Purpose: In the preface, the authors note that this book can serve as a reference for students and primary care and emergency department physicians, as well as a go-to review for residents in training and orthopedic surgeons who need to remain current in areas outside of their subspecialty or prepare for recertification requirements. These are very worthy goals that, before reviewing this book, I would have said were nearly impossible to achieve. Nonetheless, the more I went through it, the more I liked this book. Admittedly, it cannot provide the technical know-how and pearls for every orthopedic procedure, but as a review of diagnosis and treatment options, it is excellent.

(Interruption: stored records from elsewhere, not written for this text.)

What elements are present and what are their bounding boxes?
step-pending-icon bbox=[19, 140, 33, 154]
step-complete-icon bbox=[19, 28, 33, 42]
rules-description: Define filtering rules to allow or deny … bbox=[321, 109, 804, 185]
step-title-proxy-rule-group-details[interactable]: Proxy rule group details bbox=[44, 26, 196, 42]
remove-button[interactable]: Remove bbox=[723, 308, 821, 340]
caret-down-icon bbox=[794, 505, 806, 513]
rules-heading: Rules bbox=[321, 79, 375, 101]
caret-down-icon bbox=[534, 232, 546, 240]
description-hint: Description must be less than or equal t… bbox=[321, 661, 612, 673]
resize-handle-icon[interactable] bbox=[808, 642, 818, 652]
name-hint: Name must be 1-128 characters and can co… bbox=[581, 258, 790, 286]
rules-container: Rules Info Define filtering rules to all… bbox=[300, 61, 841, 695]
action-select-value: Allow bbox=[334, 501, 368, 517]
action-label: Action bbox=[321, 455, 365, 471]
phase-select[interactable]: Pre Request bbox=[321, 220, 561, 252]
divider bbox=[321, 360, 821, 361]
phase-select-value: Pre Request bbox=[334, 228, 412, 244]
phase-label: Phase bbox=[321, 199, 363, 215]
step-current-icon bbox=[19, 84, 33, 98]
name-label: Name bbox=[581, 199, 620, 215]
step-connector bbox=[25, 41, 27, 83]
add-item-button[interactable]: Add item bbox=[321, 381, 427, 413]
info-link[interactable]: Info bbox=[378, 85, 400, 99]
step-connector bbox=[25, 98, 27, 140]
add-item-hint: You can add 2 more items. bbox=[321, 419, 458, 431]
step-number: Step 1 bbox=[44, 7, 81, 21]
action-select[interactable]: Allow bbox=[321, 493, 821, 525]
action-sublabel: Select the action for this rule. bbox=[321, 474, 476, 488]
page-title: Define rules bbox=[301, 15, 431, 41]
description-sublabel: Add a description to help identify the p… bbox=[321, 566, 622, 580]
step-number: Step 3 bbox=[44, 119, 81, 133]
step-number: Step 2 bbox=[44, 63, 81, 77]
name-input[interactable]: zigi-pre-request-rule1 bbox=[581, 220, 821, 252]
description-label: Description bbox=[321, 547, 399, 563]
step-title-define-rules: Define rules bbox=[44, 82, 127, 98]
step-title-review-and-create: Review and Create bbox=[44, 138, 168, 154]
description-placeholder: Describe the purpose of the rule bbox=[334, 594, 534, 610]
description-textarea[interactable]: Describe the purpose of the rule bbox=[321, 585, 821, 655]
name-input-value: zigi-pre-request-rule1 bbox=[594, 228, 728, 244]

Audience: This book will be well received by medical students, orthopedics residents, and allied healthcare providers who take care of patients with musculoskeletal problems, as well as orthopedic attendings who want a concise overview of this broad specialty. Unlike most books that use a who's who to serve as chapter authors, this one turns to writers ranging from residents in training to full professors who have really thought about the needs of this audience. Each chapter follows a similar template, which makes the book that much more readable.
Features: The fundamental proposition of this book is that making good diagnoses leads treatment options and good outcomes for patients. Each chapter carries a global title, such as sports medicine, and is subcategorized to cover the entire field. To accomplish this in single book, each region is concise, focused, and efficient. The figures are black and white and relatively few, as the book favors a written presentation. This approach is neither good nor bad, it is simply the choice the authors made. While respecting cost, color figures would spice things up a bit and increase the overall value of the book.
Assessment: Because this looked like yet another review book, written by authors who are not among the most well known in the field, I feared it would not add significantly to what is already available. I was wrong. This book is comprehensive and easier to read than other reviews, such as board preps or prep reviews for the orthopaedic in-training examination. Because it is so reader friendly, I see myself turning to this book as my most efficient and comfortable review of the broad field of orthopedics.